22 avril 2009
Et de trois
Trois ans. C'est une date, et ce ne sont que des mots. Trois ans comme une seule journée à peine étirée qui grince comme une corde .
Trois ans, cela me fait juste dire que la vie passe vite depuis que tu n'es plus dedans. Le temps éphéméride comme un cache misère, les phrases impeccables. J'attendais que les mots me manquent pour que le reste suive, et il n'y a pas de reste.
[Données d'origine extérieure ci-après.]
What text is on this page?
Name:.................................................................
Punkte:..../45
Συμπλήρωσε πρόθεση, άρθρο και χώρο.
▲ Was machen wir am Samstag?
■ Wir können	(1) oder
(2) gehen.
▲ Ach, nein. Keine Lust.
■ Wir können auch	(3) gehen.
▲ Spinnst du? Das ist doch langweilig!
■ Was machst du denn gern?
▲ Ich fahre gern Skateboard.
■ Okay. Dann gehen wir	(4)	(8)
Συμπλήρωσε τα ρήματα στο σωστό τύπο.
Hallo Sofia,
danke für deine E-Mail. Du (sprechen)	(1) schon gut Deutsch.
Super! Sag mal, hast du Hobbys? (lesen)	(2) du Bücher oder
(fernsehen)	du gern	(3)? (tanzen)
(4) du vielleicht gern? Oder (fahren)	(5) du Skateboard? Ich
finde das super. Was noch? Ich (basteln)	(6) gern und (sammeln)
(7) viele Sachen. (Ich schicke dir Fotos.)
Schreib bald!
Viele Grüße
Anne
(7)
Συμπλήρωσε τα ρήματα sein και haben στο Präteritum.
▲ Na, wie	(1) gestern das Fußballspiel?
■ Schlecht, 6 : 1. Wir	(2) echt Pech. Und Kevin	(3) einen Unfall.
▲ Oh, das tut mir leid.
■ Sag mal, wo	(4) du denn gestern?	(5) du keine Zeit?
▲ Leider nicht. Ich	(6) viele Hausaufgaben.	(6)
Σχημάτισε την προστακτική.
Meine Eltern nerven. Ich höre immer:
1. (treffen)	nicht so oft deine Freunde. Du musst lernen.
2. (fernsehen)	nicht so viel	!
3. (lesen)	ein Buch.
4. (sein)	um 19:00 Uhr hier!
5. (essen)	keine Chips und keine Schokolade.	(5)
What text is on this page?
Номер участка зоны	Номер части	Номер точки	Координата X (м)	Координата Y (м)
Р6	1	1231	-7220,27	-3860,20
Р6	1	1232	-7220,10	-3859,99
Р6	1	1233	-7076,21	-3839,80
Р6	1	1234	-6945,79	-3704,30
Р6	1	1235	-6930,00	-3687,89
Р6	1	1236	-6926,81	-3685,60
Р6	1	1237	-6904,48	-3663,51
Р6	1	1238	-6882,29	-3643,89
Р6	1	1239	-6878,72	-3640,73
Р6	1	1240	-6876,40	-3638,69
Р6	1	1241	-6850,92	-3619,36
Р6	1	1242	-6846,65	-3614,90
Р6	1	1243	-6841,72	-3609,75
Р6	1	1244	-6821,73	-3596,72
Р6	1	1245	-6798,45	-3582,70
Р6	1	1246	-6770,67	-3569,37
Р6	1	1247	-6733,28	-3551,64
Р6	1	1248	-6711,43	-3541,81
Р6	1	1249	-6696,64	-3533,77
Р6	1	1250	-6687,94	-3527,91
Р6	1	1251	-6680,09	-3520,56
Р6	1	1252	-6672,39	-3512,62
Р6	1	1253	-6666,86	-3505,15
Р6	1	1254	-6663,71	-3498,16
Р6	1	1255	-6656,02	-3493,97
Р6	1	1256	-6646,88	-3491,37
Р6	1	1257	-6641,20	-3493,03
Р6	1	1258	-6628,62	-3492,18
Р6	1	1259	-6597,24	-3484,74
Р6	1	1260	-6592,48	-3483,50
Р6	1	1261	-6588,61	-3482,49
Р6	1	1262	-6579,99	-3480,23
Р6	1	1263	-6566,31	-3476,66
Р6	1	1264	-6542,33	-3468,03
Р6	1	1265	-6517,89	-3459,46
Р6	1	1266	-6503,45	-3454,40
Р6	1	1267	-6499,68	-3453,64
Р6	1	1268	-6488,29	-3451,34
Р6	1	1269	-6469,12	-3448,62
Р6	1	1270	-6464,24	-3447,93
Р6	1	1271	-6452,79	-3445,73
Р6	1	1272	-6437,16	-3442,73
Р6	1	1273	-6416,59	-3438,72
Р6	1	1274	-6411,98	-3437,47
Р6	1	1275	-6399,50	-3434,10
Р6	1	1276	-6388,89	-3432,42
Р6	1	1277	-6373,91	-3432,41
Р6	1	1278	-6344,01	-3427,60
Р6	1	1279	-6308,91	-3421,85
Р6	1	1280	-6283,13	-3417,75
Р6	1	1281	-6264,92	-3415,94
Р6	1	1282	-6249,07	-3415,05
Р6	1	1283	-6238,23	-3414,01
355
Il y a juste le grand creux, la taille dure et les coups de burin , les chocs d'une surprise sans joie , toujours pareillement renouvelée, devant ton absence ici ou là. On s'habitue à tout et tout s'émousse toujours doucement, il y a même une patine douce dans les habitudes, une usure qui rassure dans les grands chagrins.
Mais ça, je m'y habitue pas. Je dois dire que je refuse souvent qu'on me rappelle que ça fait trois ans, que c'est fini, qu'on s'habitue, que ça passe, avec le temps, le temps avec qui tout s'en va, le coeur quand ça bat plus c'est pas la peine et tralala, j'aime pas trop qu'on me rappelle la vie qui continue, comme s'il y avait de quoi se réjouir.
Tu t'en vas, tu n'en finis pas de partir, et la vie est maintenant plus rapide: Je ne cherche pas l'usure du chagrin, et la consolation devant le ravage.
Je vais te raconter un souvenir d'enfance, comme dans les livres, un souvenir d'enfance de prolo. Il y a quelque chose de déchirant pour ceux qui aiment bien mon pathos, mais bon, je rigolerai toujours de ma misère. Il faut ne pas savoir que toujours, dans les pires des moments, il y avait l'absurde qui nous sautait aux yeux, et qui nous faisait rire, soudain spectateurs de nous -mêmes et inlassablement bon public. C'est papa qui a travaillé des mois durant dans cet hôtel de montagne à faire le parquet brossé et l'escalier en colimaçon truc, le chalet. Et le patron est tellement content de cet ouvrier-là qu'il propose un séjour quasi-gratuit pour lui et sa petite famille dans cet hôtel. Nous faisons nos bagages, nous sommes tous les cinq dans la Renault, la grande soeur avec cet air toujours si grave, le petit frère et ses exigences, ma mère en porcelaine chinoise, mon père -le poli brun de sa peau, moi qui perds mes barettes. C'est tôt le matin, la route est longue, la route est sinueuse; je pourrais te parler de la lenteur du ciel, du soleil qui poignarde les pins, et des Alpes qui se dessinent un peu plus loin, mais tout le monde s'en fout, surtout moi.
On arrive à l'hôtel, tôt dans l'après midi. Les valises dans le coffre, papa qui se dirige vers la réception, nous qui attendons. Tous ces enfants de cadre qui tapent gentiment dans des ballons tout neufs, les dames sur le court de tennis, les rires de ceux qui se sont déjà fait des amis, et mon père qui revient, qui dit qu'on doit repartir. Il n'y a pas de place pour des chambres gratuites, le "patron" a parlé trop vite, trop enthousiaste devant le travail bien fait, il est désolé et il rappellera, et mon père qui nous regarde, ma mère qui pince les narines. On rentre chez nous. On n'est même pas sortis de la voiture.
Et l'immense fou rire en reprenant la route, l'idée de la tête des voisins si curieux de nous voir partir en vacances ce matin, et de retour ce soir. Et ma mère qui rigole, un peu, et puis de plus en plus. Et mon père encore jeune qui allume une cigarette et qui nous demande "Ca vous a plu les vacances les enfants ?" et nous petits hilares, qui chantons que c'était merveilleux mais qu'on est content de rentrer quand même. Et il rit, son rire un peu aigu qui finit toujours par une quinte de toux. C'est pas la famille Ricoré qui rigole parce que papa a fait tomber des céréales en préparant le petit déjeuner, le grand coquin, ha non. Il n'y a pas de soleil qui poignarde les pins dans la lenteur du ciel, etc etc... mais c'était un bon moment. Un de nos meilleurs.
C'est peut-être comme ça qu'on se forge une colonne vertébrale pour ricaner dans les tempêtes, pas trop plier. Il y a ce test de Roscharch, les coulures d'encre qui te font penser à un papillon ou à un ventre ecartelé, c'est selon. Les notes c'est ça, chacun s'y raconte sa propre histoire, du papillon blessé à la deflagration de viscères: ça me va. (je m'en fous) Mais qu'on ne vienne pas me raconter la mienne, voilà.
Le temps qui passe a quelque chose à effacer, mais moi, je tiens à toutes nos ratures.